I called repeatedly as the raging continued and received no assistance or guidance. I finally resolved to call 911 and informed my agency. I was then told to take him to the nearest psychiatric hospital where he was admitted. I was left bruised and cut. When we refused to accept him back into our home upon discharge, my agency of many years grew cold and I was told I was having a “knee-jerk reaction.”

It was the worst insult that I’ve ever received.

And then there’s Little Sister. We are facing the cold reality that Fetal Alcohol Spectrum Disorder is likely a large part of the equation. It makes for a combination of diagnoses that has a bleak outlook. It calls for a change in expectations and acceptance of limitations. It strips away many of our hopes.

It is the worst disappointment I have ever experienced.

I’ll have to read the final story to find out how I answered this question because I had drifted off to ta dark place and was focused on climbing back into the light when I spoke– Climbing back to another answer to another question.

Why?

Why do you keep doing it? She asked. A legitimate question in the face of so much sorrow. Another question, I’m not sure whether I answered coherently or not because there is no easy answer.

But rather a half million really complicated ones–many of which I don’t know how to put into words. But because I really want to end on a positive note, I’ll try.

There is a call–an urge that doesn’t go away even when you will it to do so. Even when you run full speed in the opposite direction it catches you and assures you that it’s going to be okay. It pulls you back in in a way that makes perfect sense.

There are  small moments of connection. A quiet understanding that an impression has been made.
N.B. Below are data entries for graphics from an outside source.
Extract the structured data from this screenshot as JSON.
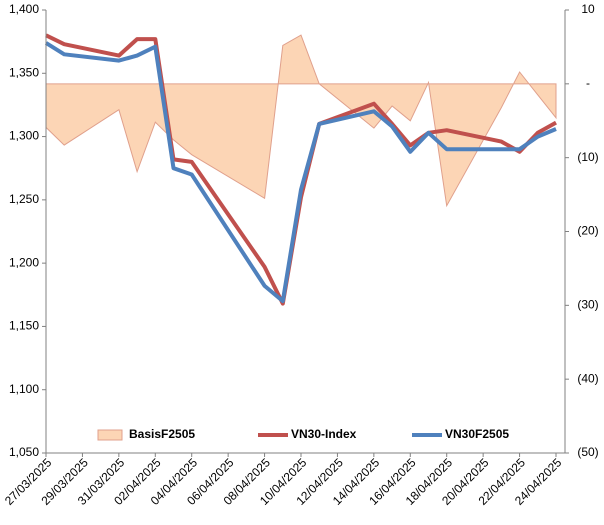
{
  "chart_data": {
    "type": "line",
    "x": [
      "27/03/2025",
      "28/03/2025",
      "31/03/2025",
      "01/04/2025",
      "02/04/2025",
      "03/04/2025",
      "04/04/2025",
      "08/04/2025",
      "09/04/2025",
      "10/04/2025",
      "11/04/2025",
      "14/04/2025",
      "15/04/2025",
      "16/04/2025",
      "17/04/2025",
      "18/04/2025",
      "21/04/2025",
      "22/04/2025",
      "23/04/2025",
      "24/04/2025"
    ],
    "xticks": [
      "27/03/2025",
      "29/03/2025",
      "31/03/2025",
      "02/04/2025",
      "04/04/2025",
      "06/04/2025",
      "08/04/2025",
      "10/04/2025",
      "12/04/2025",
      "14/04/2025",
      "16/04/2025",
      "18/04/2025",
      "20/04/2025",
      "22/04/2025",
      "24/04/2025"
    ],
    "ylim": [
      1050,
      1400
    ],
    "yticks": [
      {
        "value": 1050,
        "label": "1,050"
      },
      {
        "value": 1100,
        "label": "1,100"
      },
      {
        "value": 1150,
        "label": "1,150"
      },
      {
        "value": 1200,
        "label": "1,200"
      },
      {
        "value": 1250,
        "label": "1,250"
      },
      {
        "value": 1300,
        "label": "1,300"
      },
      {
        "value": 1350,
        "label": "1,350"
      },
      {
        "value": 1400,
        "label": "1,400"
      }
    ],
    "y2lim": [
      -50,
      10
    ],
    "y2ticks": [
      10,
      {
        "value": 0,
        "label": "-"
      },
      {
        "value": -10,
        "label": "(10)"
      },
      {
        "value": -20,
        "label": "(20)"
      },
      {
        "value": -30,
        "label": "(30)"
      },
      {
        "value": -40,
        "label": "(40)"
      },
      {
        "value": -50,
        "label": "(50)"
      }
    ],
    "series": [
      {
        "name": "BasisF2505",
        "type": "area",
        "axis": "y2",
        "color": "#fcd5b5",
        "edge": "#e0a08c",
        "values": [
          -5.9,
          -8.3,
          -3.5,
          -11.9,
          -5.2,
          -7.6,
          -9.6,
          -15.5,
          5.2,
          6.6,
          0,
          -6,
          -3,
          -5,
          0.2,
          -16.5,
          -3.2,
          1.6,
          -1.5,
          -4.6
        ]
      },
      {
        "name": "VN30-Index",
        "type": "line",
        "color": "#c0504d",
        "values": [
          1380,
          1373,
          1364,
          1377,
          1377,
          1282,
          1280,
          1197,
          1168,
          1252,
          1310,
          1326,
          1310,
          1293,
          1303,
          1305,
          1296,
          1288,
          1303,
          1311
        ]
      },
      {
        "name": "VN30F2505",
        "type": "line",
        "color": "#4f81bd",
        "values": [
          1374,
          1365,
          1360,
          1364,
          1371,
          1275,
          1270,
          1182,
          1170,
          1258,
          1310,
          1320,
          1308,
          1288,
          1303,
          1290,
          1290,
          1290,
          1300,
          1306
        ]
      }
    ]
  }
}
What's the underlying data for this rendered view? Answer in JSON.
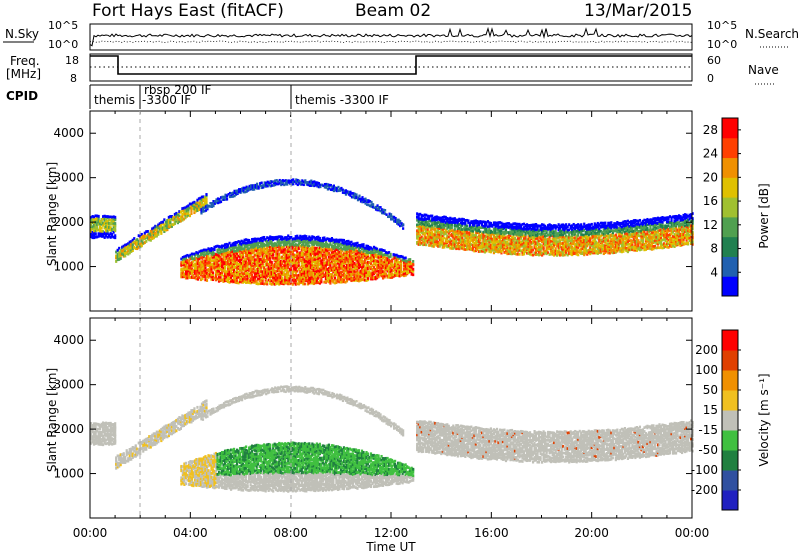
{
  "header": {
    "title": "Fort Hays East (fitACF)",
    "beam": "Beam 02",
    "date": "13/Mar/2015"
  },
  "labels": {
    "nsky": "N.Sky",
    "freq_line1": "Freq.",
    "freq_line2": "[MHz]",
    "cpid": "CPID",
    "nsearch": "N.Search",
    "nave": "Nave",
    "slant_range": "Slant Range [km]",
    "time_axis": "Time UT",
    "power_label": "Power [dB]",
    "velocity_label": "Velocity [m s⁻¹]"
  },
  "noise_panel": {
    "left_ticks": [
      "10^5",
      "10^0"
    ],
    "right_ticks": [
      "10^5",
      "10^0"
    ]
  },
  "freq_panel": {
    "left_ticks": [
      "18",
      "8"
    ],
    "right_ticks": [
      "60",
      "0"
    ]
  },
  "cpid_panel": {
    "segments": [
      {
        "start_hour": 0.0,
        "label": "themis"
      },
      {
        "start_hour": 1.9,
        "label": "rbsp 200 IF"
      },
      {
        "start_hour": 1.9,
        "label": "-3300 IF"
      },
      {
        "start_hour": 7.9,
        "label": "themis -3300 IF"
      }
    ]
  },
  "colors": {
    "power_scale": [
      "#0000ff",
      "#2060b0",
      "#208050",
      "#50a050",
      "#a0c030",
      "#e0c000",
      "#f09000",
      "#ff4000",
      "#ff0000"
    ],
    "velocity_scale": [
      "#2020c0",
      "#3050a0",
      "#208040",
      "#40c040",
      "#c0c0b8",
      "#f0c020",
      "#f09000",
      "#e04000",
      "#ff0000"
    ],
    "ground_scatter": "#c0c0b8"
  },
  "chart_data": [
    {
      "type": "heatmap",
      "name": "power",
      "x_range_hours": [
        0,
        24
      ],
      "ylim": [
        0,
        4500
      ],
      "y_ticks": [
        "1000",
        "2000",
        "3000",
        "4000"
      ],
      "x_ticks": [
        "00:00",
        "04:00",
        "08:00",
        "12:00",
        "16:00",
        "20:00",
        "00:00"
      ],
      "colorbar_ticks": [
        "4",
        "8",
        "12",
        "16",
        "20",
        "24",
        "28"
      ],
      "colorbar_range": [
        0,
        30
      ]
    },
    {
      "type": "heatmap",
      "name": "velocity",
      "x_range_hours": [
        0,
        24
      ],
      "ylim": [
        0,
        4500
      ],
      "y_ticks": [
        "1000",
        "2000",
        "3000",
        "4000"
      ],
      "x_ticks": [
        "00:00",
        "04:00",
        "08:00",
        "12:00",
        "16:00",
        "20:00",
        "00:00"
      ],
      "colorbar_ticks": [
        "200",
        "100",
        "50",
        "15",
        "-15",
        "-50",
        "-100",
        "-200"
      ]
    }
  ]
}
A shift in direction. A change for good that you feel even if you never get to see.

There is faith that there is goodness in me and it needs to be shared. I believe it is an obligation to use our gifts for good, not a choice.

There is the belief that this is bigger than me, than my husband, than my family, than any of us in isolation and it only makes us better–even when we mess up royally.

There is the love of motherhood and smiling eyes, and belly laughs, and small hands, and first steps, and overcoming fears.

There is the desire to live fully, to try to be all that I might. To plow forward. To never surrender. To make my presence matter.

There is the resiliency of the human heart and its desire to know love.